O New York Times foi o mais agressivo, escrevendo direto: “Obama Contra-Ataca a Rússia por Hackear a Eleição”. O jornal sustentou sua história com o link de um relatório conjunto FBI/Segurança Interna que detalha como civis russos e serviços militares de inteligência (grafados como “RIS”, Russian Intelligence Services no relatório) violaram por duas vezes as defesas de “um partido político dos EUA”, presumivelmente o Democrata.
Esse relatório é extenso em jargões, mas curto em detalhes. Mais da metade dele é apenas uma lista com sugestões de medidas preventivas. A certa altura, vemos que o nome em código que a comunidade de inteligência norte-americana deu às supostas cibertravessuras russas é urso da estepe, um detalhe suficientemente sexy.
Mas nada ficamos sabendo sobre o que levou a Casa Branca a determinar: a) que esses ataques foram dirigidos pelo governo russo; ou b) que eles foram feitos com o objetivo de influenciar o pleito, e em particular ajudar na eleição de Donald Trump.
O problema com essa história é que, como no caso do Iraque e das falsas “armas de destruição em massa”, ela acontece num ambiente altamente partidarizado, no qual os motivos de todos os atores relevantes são duvidosos. Nada junta-se com nada.
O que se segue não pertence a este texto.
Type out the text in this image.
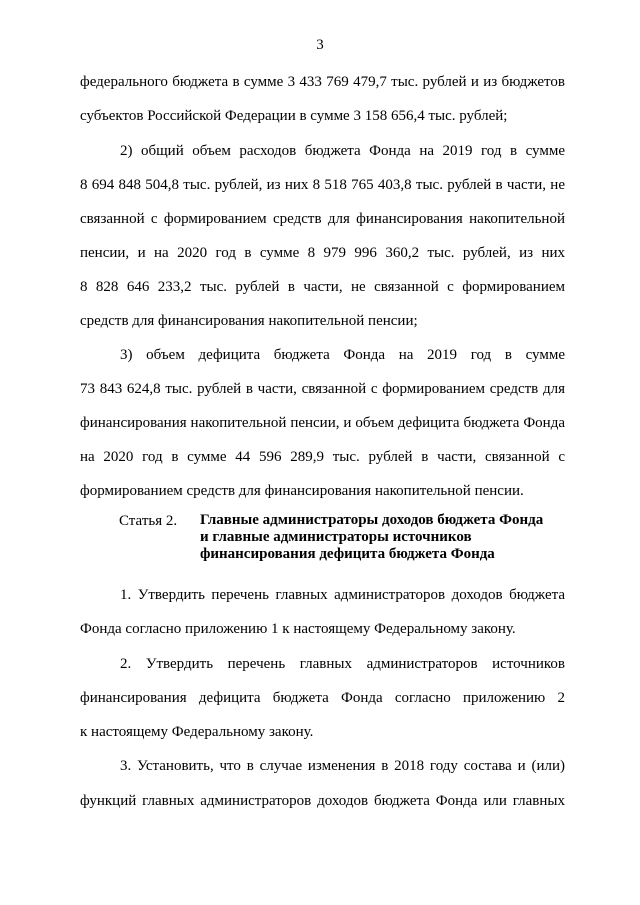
3
федерального бюджета в сумме 3 433 769 479,7 тыс. рублей и из бюджетов
субъектов Российской Федерации в сумме 3 158 656,4 тыс. рублей;
2) общий объем расходов бюджета Фонда на 2019 год в сумме
8 694 848 504,8 тыс. рублей, из них 8 518 765 403,8 тыс. рублей в части, не
связанной с формированием средств для финансирования накопительной
пенсии, и на 2020 год в сумме 8 979 996 360,2 тыс. рублей, из них
8 828 646 233,2 тыс. рублей в части, не связанной с формированием
средств для финансирования накопительной пенсии;
3) объем дефицита бюджета Фонда на 2019 год в сумме
73 843 624,8 тыс. рублей в части, связанной с формированием средств для
финансирования накопительной пенсии, и объем дефицита бюджета Фонда
на 2020 год в сумме 44 596 289,9 тыс. рублей в части, связанной с
формированием средств для финансирования накопительной пенсии.
Статья 2. Главные администраторы доходов бюджета Фонда
и главные администраторы источников
финансирования дефицита бюджета Фонда
1. Утвердить перечень главных администраторов доходов бюджета
Фонда согласно приложению 1 к настоящему Федеральному закону.
2. Утвердить перечень главных администраторов источников
финансирования дефицита бюджета Фонда согласно приложению 2
к настоящему Федеральному закону.
3. Установить, что в случае изменения в 2018 году состава и (или)
функций главных администраторов доходов бюджета Фонда или главных
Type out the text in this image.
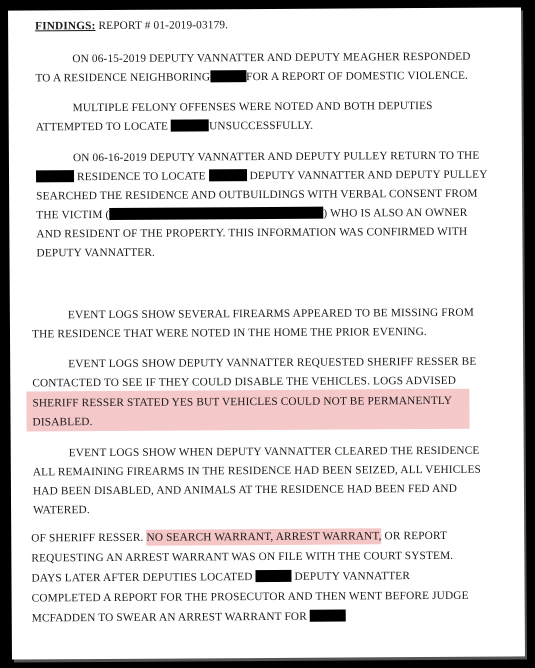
FINDINGS: REPORT # 01-2019-03179.
ON 06-15-2019 DEPUTY VANNATTER AND DEPUTY MEAGHER RESPONDED
TO A RESIDENCE NEIGHBORING	FOR A REPORT OF DOMESTIC VIOLENCE.
MULTIPLE FELONY OFFENSES WERE NOTED AND BOTH DEPUTIES
ATTEMPTED TO LOCATE	UNSUCCESSFULLY.
ON 06-16-2019 DEPUTY VANNATTER AND DEPUTY PULLEY RETURN TO THE
RESIDENCE TO LOCATE	DEPUTY VANNATTER AND DEPUTY PULLEY
SEARCHED THE RESIDENCE AND OUTBUILDINGS WITH VERBAL CONSENT FROM
THE VICTIM (	) WHO IS ALSO AN OWNER
AND RESIDENT OF THE PROPERTY. THIS INFORMATION WAS CONFIRMED WITH
DEPUTY VANNATTER.
EVENT LOGS SHOW SEVERAL FIREARMS APPEARED TO BE MISSING FROM
THE RESIDENCE THAT WERE NOTED IN THE HOME THE PRIOR EVENING.
EVENT LOGS SHOW DEPUTY VANNATTER REQUESTED SHERIFF RESSER BE
CONTACTED TO SEE IF THEY COULD DISABLE THE VEHICLES. LOGS ADVISED
SHERIFF RESSER STATED YES BUT VEHICLES COULD NOT BE PERMANENTLY
DISABLED.
EVENT LOGS SHOW WHEN DEPUTY VANNATTER CLEARED THE RESIDENCE
ALL REMAINING FIREARMS IN THE RESIDENCE HAD BEEN SEIZED, ALL VEHICLES
HAD BEEN DISABLED, AND ANIMALS AT THE RESIDENCE HAD BEEN FED AND
WATERED.
OF SHERIFF RESSER. NO SEARCH WARRANT, ARREST WARRANT, OR REPORT
REQUESTING AN ARREST WARRANT WAS ON FILE WITH THE COURT SYSTEM.
DAYS LATER AFTER DEPUTIES LOCATED	DEPUTY VANNATTER
COMPLETED A REPORT FOR THE PROSECUTOR AND THEN WENT BEFORE JUDGE
MCFADDEN TO SWEAR AN ARREST WARRANT FOR
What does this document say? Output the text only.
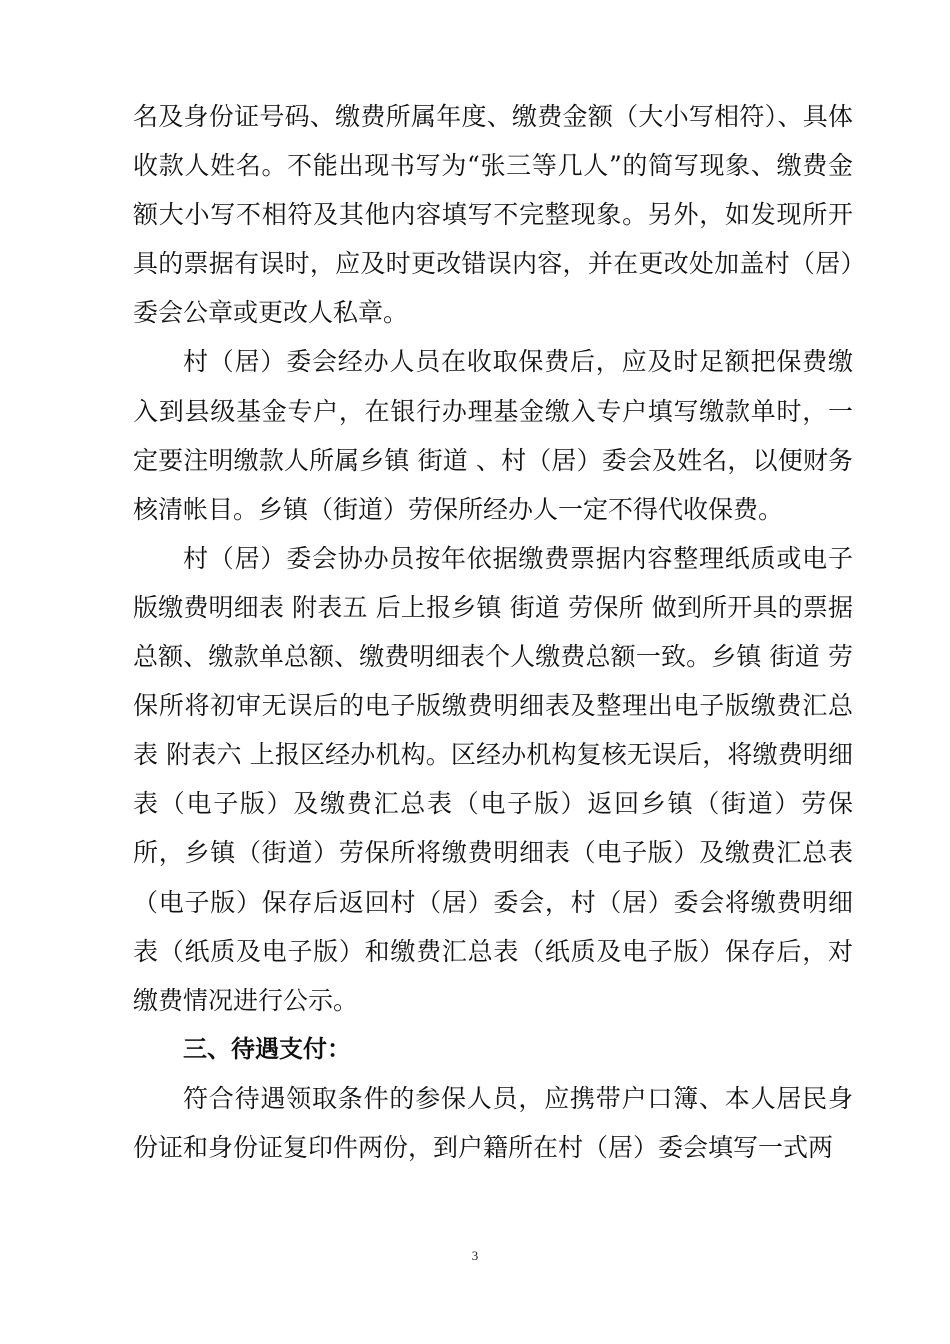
名及身份证号码、缴费所属年度、缴费金额（大小写相符）、具体收款人姓名。不能出现书写为“张三等几人”的简写现象、缴费金额大小写不相符及其他内容填写不完整现象。另外，如发现所开具的票据有误时，应及时更改错误内容，并在更改处加盖村（居）委会公章或更改人私章。

村（居）委会经办人员在收取保费后，应及时足额把保费缴入到县级基金专户，在银行办理基金缴入专户填写缴款单时，一定要注明缴款人所属乡镇 街道 、村（居）委会及姓名，以便财务核清帐目。乡镇（街道）劳保所经办人一定不得代收保费。

村（居）委会协办员按年依据缴费票据内容整理纸质或电子版缴费明细表 附表五 后上报乡镇 街道 劳保所 做到所开具的票据总额、缴款单总额、缴费明细表个人缴费总额一致。乡镇 街道 劳保所将初审无误后的电子版缴费明细表及整理出电子版缴费汇总表 附表六 上报区经办机构。区经办机构复核无误后，将缴费明细表（电子版）及缴费汇总表（电子版）返回乡镇（街道）劳保所，乡镇（街道）劳保所将缴费明细表（电子版）及缴费汇总表（电子版）保存后返回村（居）委会，村（居）委会将缴费明细表（纸质及电子版）和缴费汇总表（纸质及电子版）保存后，对缴费情况进行公示。

三、待遇支付：

符合待遇领取条件的参保人员，应携带户口簿、本人居民身份证和身份证复印件两份，到户籍所在村（居）委会填写一式两

3
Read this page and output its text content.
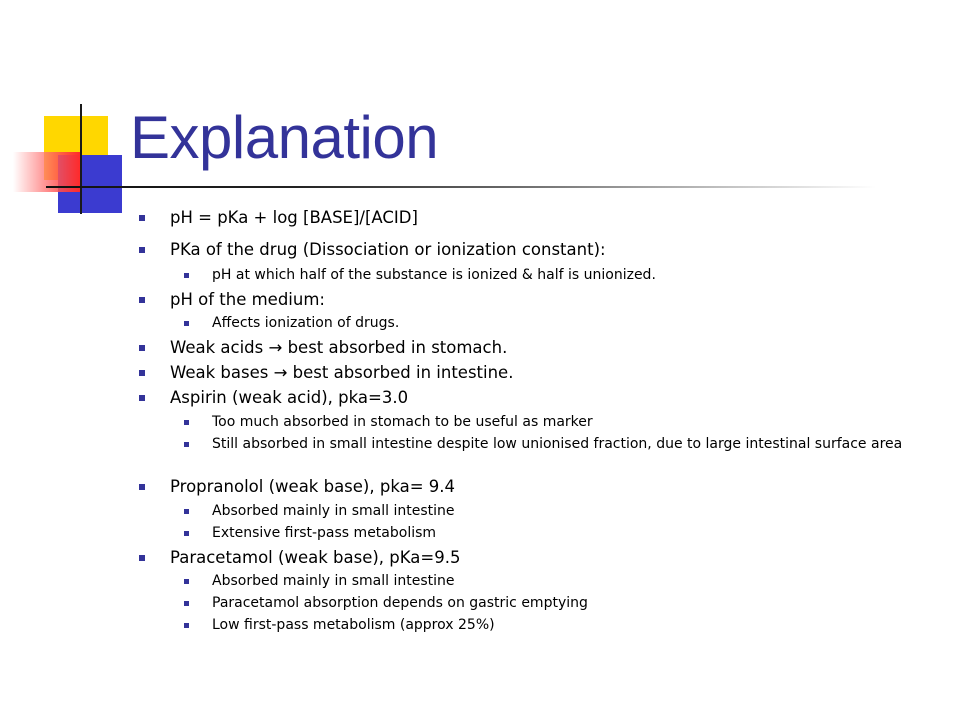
Explanation

pH = pKa + log [BASE]/[ACID]

PKa of the drug (Dissociation or ionization constant):

pH at which half of the substance is ionized & half is unionized.

pH of the medium:

Affects ionization of drugs.

Weak acids → best absorbed in stomach.

Weak bases → best absorbed in intestine.

Aspirin (weak acid), pka=3.0

Too much absorbed in stomach to be useful as marker

Still absorbed in small intestine despite low unionised fraction, due to large intestinal surface area

Propranolol (weak base), pka= 9.4

Absorbed mainly in small intestine

Extensive first-pass metabolism

Paracetamol (weak base), pKa=9.5

Absorbed mainly in small intestine

Paracetamol absorption depends on gastric emptying

Low first-pass metabolism (approx 25%)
Se as agências de segurança norte-americanas apresentassem uma evidência inequívoca de que os russos organizaram uma campanha para mudar os rumos da eleição presidencial dos EUA e entregar a Casa Branca a Trump, então expulsar umas poucas dúzias de diplomatas depois da eleição parece uma resposta estranhamente fraca e inoportuna. Nos dois partidos há vozes dizendo isso, agora. Os senadores republicanos John McCain e Lindsey Graham observaram que a Rússia pagou um “preço barato” por seu “ataque descarado”. Enquanto isso, o Comitê Nacional Democrata disse na quinta-feira que, tomada isoladamente, a resposta de Obama é “insuficiente” como resposta a “ataques aos Estados Unidos por um poder estrangeiro”.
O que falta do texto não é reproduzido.